RPCs are complex pieces of software (for several reasons). One of the most popular implementations is gRPC from Google — available in C++ and Golang.

Note: “Why can’t I do something in a distributed setting exactly like how I would do it in a single-machine setting” is a powerful line of thinking. E.g. if you applied that to Python ML programs, you would end up with the famous Ray Project.

When RPC Is Not a Good Choice

In a later assignment, students had to send large files across nodes. Because they had been using RPCs until then, using the streaming feature of gRPC seemed like an obvious choice.

But the question is: “Are RPCs the right choice for sending large files over the network?” Likely not. Quoting from [1]: “The whole point of gRPC and Protobuf is to optimize serialization. When transferring files you don’t need serialization.”
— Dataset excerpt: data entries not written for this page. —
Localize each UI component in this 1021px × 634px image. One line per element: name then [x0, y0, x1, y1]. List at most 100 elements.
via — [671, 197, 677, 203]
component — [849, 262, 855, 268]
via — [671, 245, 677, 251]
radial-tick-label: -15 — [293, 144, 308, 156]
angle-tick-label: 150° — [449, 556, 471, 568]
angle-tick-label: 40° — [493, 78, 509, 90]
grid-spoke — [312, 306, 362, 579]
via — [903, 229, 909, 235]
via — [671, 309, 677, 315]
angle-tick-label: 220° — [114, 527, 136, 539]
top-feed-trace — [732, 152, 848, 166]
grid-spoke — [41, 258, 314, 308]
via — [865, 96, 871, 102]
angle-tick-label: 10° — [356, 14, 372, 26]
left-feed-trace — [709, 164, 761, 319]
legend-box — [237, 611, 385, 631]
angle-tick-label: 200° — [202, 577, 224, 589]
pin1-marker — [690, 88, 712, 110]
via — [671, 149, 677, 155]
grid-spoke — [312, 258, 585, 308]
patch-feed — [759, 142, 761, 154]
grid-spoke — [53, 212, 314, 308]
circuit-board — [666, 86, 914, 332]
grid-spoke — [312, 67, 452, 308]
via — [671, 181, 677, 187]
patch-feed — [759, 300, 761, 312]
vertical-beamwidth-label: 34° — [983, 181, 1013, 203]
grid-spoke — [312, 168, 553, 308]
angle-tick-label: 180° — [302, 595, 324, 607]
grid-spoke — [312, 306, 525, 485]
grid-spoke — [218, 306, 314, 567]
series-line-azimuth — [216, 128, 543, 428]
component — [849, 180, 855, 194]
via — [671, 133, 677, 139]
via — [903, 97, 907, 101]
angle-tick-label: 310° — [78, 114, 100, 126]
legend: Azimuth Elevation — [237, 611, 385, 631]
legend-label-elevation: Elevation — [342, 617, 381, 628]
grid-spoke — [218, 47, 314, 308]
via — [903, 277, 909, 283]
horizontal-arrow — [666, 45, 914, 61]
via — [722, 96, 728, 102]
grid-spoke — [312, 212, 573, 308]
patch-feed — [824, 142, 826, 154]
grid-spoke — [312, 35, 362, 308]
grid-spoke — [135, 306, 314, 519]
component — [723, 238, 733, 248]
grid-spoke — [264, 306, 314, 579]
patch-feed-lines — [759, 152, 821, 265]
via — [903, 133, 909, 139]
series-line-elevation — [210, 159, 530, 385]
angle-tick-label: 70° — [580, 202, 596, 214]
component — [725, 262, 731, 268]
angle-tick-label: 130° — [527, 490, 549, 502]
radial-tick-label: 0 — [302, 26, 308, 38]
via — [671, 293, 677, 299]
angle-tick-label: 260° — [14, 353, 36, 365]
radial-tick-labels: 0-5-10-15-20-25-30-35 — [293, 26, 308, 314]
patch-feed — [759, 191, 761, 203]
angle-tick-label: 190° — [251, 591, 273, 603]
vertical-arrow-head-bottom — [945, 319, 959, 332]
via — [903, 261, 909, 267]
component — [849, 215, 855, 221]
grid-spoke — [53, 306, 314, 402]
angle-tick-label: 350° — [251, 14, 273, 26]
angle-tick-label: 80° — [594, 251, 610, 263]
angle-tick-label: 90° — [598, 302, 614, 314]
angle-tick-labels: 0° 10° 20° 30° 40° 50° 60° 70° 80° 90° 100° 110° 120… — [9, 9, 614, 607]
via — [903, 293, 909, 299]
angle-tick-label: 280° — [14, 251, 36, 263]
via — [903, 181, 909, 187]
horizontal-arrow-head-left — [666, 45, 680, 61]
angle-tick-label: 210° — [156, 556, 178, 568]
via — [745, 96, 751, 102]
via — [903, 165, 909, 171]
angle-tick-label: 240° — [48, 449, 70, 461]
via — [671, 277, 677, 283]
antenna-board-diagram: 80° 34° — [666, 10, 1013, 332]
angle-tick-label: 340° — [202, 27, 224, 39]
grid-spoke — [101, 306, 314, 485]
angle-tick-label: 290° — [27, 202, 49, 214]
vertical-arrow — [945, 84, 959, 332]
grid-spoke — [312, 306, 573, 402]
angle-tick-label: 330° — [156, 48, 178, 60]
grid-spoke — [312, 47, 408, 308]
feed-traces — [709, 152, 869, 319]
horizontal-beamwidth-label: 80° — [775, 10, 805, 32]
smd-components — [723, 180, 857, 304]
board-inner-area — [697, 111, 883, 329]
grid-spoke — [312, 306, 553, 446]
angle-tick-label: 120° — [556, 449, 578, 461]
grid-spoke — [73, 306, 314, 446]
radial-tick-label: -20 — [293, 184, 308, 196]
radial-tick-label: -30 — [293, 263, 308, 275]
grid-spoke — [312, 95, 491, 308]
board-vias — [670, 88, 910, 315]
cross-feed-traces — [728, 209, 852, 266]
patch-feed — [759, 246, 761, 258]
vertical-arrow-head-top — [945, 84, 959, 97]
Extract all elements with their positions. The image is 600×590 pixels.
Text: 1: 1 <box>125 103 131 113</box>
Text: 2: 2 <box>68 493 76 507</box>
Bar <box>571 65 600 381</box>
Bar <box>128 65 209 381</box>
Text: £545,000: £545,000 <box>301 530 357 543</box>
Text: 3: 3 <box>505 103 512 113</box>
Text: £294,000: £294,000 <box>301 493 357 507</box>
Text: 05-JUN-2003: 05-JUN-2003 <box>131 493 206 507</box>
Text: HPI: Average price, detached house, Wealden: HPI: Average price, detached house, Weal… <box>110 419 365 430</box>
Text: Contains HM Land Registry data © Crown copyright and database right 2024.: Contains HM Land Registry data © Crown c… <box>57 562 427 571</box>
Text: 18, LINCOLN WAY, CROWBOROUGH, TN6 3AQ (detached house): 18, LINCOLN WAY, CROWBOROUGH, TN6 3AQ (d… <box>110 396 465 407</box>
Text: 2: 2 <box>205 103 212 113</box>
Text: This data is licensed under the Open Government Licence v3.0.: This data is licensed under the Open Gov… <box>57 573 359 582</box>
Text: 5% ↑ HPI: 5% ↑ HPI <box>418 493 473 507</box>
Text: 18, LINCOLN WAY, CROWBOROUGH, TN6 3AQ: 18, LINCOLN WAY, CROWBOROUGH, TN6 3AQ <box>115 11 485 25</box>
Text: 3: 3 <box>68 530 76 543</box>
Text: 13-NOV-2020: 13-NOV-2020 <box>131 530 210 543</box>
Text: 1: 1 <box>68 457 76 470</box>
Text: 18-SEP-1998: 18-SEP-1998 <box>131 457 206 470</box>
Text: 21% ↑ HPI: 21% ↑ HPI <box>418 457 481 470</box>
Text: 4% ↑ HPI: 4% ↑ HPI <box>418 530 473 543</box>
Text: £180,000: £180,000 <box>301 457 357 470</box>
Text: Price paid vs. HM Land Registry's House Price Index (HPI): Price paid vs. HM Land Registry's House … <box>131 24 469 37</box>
  1. RPC protocols are designed to “package function calls into binaries efficiently such that they can be executed at any machine running the protocol.”
  2. When sending files, you are just sending data — there is not much “structure” to that data to deserve such packaging (a.k.a. serialization).
  3. So to send files you just do it like the rest of the internet usually does: simple HTTP servers. (There might be other/better choices — if you find out, let me know!)